Another reason professors have banned laptops in class is because they think that when students get bored in class, they will log onto their laptops instead of continuing to try to pay attention. However, student boredom in lectures is also not a new phenomenon. A study done in 1989 found that academic boredom happens when a student’s need for a high degree of stimulation is not met. Given the passive nature of lectures, boredom is inevitable because there is little stimulation.

Professors need to realize that using laptops in class has many benefits. For one, laptops help facilitate better note taking and information gathering. Students can type notes faster than they can write them, which improves the quality of their notes and leads to better test performance. In addition, laptop use is good because students can look up readings or other information relevant to lecture. In a survey, students disagreed that laptops take away from overall satisfaction of their learning experience. In fact, school related laptop use was associated positively with academic satisfaction.

Many professors today are allowing laptops in their lectures because they see the benefits it has to offer. They also realize that even if laptops weren’t allowed, students would still find ways to distract themselves. For example, notebooks can also be misused by students doodling in them. You don’t see anyone threatening to ban notebooks, though.

Laptops have many uses in the classroom, as well as many uses outside of the classroom. One of the more popular uses for laptops outside of the classroom is to binge watch shows on Netflix. Buzzfeed actually made a good video showing what it’s like to binge watch a TV show, click HERE to watch it for yourself. The video demonstrates how if you’re not careful, binge watching a TV show could consume your whole life.

Why exactly do people find themselves spending hours at a time watching Netflix? It’s something I’ve always wondered, and a topic that Professor Gernsbacher covered in one of her lectures. Professor Gernsbacher explains that people today binge watch TV shows like people used to binge read novels before the internet, for the following reasons:

  1. It’s fun
  2. It’s available- you don’t have to wait an entire week for a new episode, it’s all right in front of you.
  3. It allows developing deeper connections with the characters. When episodes are watched in rapid succession, viewers can bond with characters quicker.
  4. It’s already paid for.
  5. It’s usually commercial free. Commercials interrupt the flow of the show, but this isn’t an issue on Netflix.
  6. It’s what many young people did as children.
  7. It’s what everyone else is doing.
  8. It provides community.

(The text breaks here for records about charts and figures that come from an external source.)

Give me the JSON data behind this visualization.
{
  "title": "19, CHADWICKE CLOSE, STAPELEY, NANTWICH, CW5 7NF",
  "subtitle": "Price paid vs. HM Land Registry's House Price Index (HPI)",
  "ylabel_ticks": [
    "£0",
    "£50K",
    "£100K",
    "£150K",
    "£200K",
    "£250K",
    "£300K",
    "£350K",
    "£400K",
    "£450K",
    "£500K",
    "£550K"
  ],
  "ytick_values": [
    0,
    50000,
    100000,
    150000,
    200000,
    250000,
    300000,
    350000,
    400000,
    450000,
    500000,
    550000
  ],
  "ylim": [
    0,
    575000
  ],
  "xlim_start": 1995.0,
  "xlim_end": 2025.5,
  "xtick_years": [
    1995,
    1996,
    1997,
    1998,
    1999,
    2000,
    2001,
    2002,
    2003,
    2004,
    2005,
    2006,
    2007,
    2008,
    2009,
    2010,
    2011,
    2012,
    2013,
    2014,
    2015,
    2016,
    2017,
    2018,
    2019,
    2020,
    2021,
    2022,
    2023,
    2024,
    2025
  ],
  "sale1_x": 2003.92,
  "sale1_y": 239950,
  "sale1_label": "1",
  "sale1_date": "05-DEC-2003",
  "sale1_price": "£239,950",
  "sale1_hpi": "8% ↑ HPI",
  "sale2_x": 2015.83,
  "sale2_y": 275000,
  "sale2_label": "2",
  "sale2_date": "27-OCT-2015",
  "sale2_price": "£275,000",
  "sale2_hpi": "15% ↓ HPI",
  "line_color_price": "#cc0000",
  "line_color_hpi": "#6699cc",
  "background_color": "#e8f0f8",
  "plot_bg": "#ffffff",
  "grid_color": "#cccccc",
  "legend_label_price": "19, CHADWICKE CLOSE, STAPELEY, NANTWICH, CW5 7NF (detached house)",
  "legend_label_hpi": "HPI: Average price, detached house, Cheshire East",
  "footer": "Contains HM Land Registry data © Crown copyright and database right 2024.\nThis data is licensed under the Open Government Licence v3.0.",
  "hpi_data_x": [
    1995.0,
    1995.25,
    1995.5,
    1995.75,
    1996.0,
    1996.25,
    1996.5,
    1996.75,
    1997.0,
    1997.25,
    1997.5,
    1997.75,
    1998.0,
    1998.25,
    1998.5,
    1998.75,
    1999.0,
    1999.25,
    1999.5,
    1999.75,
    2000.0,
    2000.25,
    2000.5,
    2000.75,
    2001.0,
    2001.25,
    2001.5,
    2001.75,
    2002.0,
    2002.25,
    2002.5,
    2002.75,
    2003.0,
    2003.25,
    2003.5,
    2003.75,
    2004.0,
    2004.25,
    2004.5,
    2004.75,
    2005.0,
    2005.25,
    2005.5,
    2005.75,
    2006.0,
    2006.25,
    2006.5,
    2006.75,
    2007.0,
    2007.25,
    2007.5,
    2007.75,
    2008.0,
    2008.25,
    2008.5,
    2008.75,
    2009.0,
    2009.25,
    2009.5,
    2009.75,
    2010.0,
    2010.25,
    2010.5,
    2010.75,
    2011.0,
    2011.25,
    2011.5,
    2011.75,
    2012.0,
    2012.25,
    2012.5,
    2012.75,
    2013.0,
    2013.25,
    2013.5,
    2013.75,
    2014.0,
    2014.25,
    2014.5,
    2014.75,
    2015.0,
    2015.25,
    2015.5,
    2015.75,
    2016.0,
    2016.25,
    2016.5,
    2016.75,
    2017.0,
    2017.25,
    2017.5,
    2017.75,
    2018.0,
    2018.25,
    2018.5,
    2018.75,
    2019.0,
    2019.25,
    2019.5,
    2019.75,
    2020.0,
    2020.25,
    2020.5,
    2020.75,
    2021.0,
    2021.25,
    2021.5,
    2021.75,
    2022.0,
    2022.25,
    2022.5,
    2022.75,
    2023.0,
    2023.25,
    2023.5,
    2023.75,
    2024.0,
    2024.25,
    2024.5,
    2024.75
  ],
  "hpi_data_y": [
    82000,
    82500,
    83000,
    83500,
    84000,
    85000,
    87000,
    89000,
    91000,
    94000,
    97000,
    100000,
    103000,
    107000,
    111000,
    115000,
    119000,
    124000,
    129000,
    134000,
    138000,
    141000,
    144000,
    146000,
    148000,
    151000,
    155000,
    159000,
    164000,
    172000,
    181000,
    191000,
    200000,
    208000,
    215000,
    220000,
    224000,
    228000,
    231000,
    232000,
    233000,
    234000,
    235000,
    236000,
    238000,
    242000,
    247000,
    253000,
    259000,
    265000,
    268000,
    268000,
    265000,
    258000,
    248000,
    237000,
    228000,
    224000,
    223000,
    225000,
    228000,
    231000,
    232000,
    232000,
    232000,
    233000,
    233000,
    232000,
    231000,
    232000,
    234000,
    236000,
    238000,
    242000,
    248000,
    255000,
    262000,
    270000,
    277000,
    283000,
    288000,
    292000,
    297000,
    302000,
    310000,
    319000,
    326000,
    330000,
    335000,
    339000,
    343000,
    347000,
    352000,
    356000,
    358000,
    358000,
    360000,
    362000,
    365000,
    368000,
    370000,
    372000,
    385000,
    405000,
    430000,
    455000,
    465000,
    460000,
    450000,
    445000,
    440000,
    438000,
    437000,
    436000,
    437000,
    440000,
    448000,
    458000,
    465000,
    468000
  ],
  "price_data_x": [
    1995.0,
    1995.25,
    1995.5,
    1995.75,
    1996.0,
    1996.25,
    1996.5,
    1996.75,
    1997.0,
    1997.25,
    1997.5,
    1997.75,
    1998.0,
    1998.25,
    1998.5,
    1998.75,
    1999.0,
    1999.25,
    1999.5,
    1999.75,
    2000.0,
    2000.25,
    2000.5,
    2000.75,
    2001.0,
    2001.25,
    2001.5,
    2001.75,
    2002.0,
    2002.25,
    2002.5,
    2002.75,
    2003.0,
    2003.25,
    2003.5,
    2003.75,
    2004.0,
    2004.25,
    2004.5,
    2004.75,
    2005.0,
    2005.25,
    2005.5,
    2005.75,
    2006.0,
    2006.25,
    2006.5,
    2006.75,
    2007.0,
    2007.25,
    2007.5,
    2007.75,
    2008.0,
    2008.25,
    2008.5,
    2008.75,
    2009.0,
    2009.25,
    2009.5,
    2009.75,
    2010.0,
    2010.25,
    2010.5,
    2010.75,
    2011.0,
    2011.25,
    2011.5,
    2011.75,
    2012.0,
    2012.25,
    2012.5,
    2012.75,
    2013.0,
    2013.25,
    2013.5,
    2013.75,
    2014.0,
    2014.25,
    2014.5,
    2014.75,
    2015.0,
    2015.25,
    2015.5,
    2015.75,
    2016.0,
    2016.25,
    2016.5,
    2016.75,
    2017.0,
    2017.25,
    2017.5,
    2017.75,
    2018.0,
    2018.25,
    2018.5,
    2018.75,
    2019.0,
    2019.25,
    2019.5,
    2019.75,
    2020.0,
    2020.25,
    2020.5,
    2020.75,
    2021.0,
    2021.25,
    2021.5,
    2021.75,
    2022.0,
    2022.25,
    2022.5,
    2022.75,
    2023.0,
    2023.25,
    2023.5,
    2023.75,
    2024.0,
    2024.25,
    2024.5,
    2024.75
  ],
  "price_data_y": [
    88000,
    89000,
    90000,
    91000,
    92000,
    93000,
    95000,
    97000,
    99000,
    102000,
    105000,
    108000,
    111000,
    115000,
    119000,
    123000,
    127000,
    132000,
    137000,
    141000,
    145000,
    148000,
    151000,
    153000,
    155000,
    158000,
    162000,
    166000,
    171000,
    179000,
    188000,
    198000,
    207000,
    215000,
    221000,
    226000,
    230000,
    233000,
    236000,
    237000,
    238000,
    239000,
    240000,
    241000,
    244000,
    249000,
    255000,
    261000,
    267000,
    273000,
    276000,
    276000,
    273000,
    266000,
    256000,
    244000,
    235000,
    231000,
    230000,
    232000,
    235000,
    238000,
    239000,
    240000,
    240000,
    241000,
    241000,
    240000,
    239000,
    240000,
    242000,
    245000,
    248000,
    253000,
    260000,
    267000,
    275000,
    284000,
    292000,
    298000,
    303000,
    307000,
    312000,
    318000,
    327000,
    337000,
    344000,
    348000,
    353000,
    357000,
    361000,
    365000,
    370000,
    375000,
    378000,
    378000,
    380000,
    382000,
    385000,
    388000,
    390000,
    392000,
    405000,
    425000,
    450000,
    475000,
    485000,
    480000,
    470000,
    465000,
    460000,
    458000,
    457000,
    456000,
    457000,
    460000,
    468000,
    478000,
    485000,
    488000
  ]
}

People who watch the same TV shows have an instant bond.
  9. It enables a shared culture.
  10. It’s becoming culturally acceptable.
  11. To not be left out.
  12. To find out what happens next- episodes always seem to leave you with a cliff hanger, making it hard to stop watching after an episode is done.

While I think all of the reasons presented by Professor Gernsbacher are reasons I have also found myself watching Netflix for hours at a time, I think the biggest motivator for me personally is the fact that it’s usually commercial free. Watching shows on regular TV is not as fun because it seems like every five minutes it’s being interrupted by commercials. The worst is when it’s the same few commercials being repeated over and over every commercial break and by the end of the show you feel like you could repeat them word for word.

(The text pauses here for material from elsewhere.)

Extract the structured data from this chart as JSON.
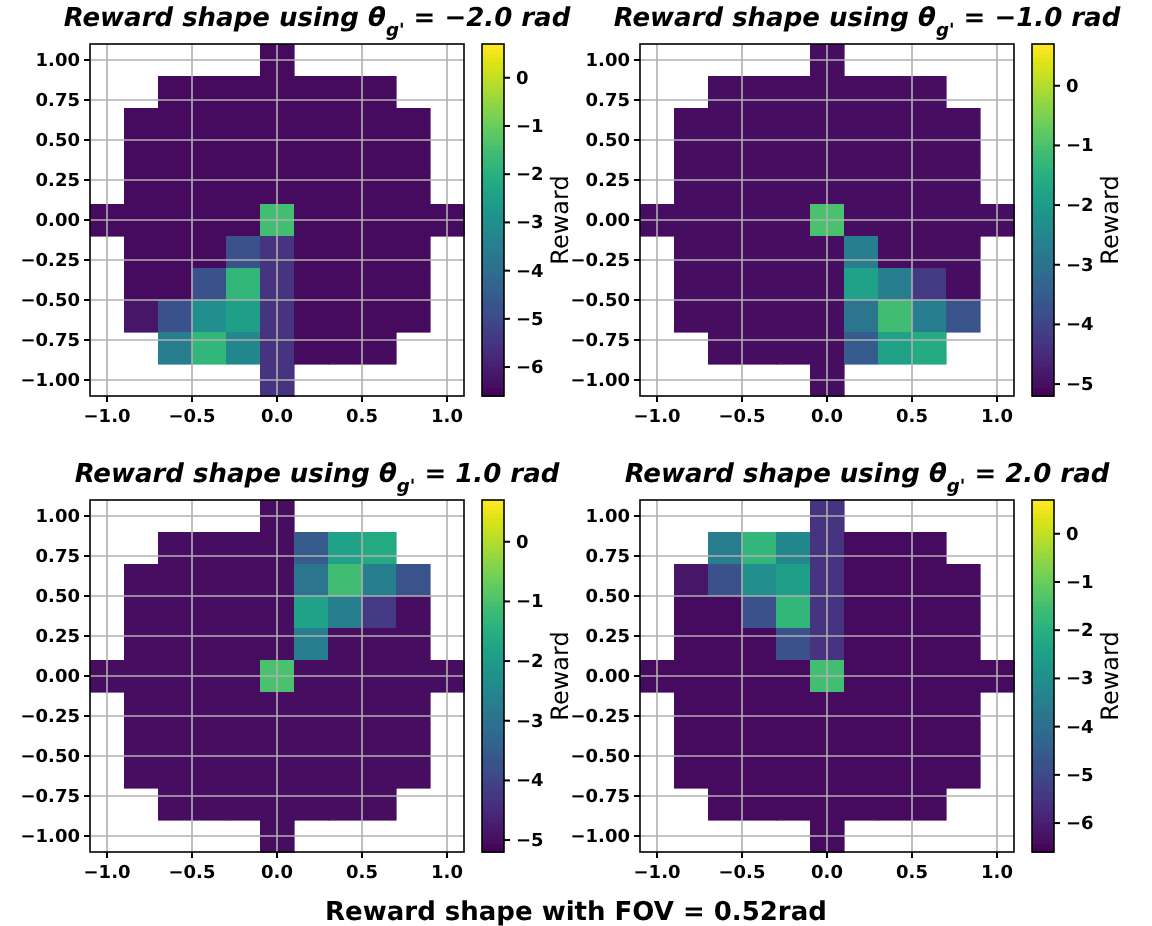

Commercials also take extra time to get through. Netflix is nice because each show takes less time to finish. Watching a show that would take an hour on regular TV only takes about 45 minutes or so on Netflix because all of the ads are cut out. This helps me stay connected and interested because the show isn’t constantly interrupted. When I watch shows with ads, I always find myself forgetting details from before the commercial break when the show jumps back in. I also find myself losing interest faster and not being able to watch as much at a time on regular TV because I get tired of watching the same ads over and over.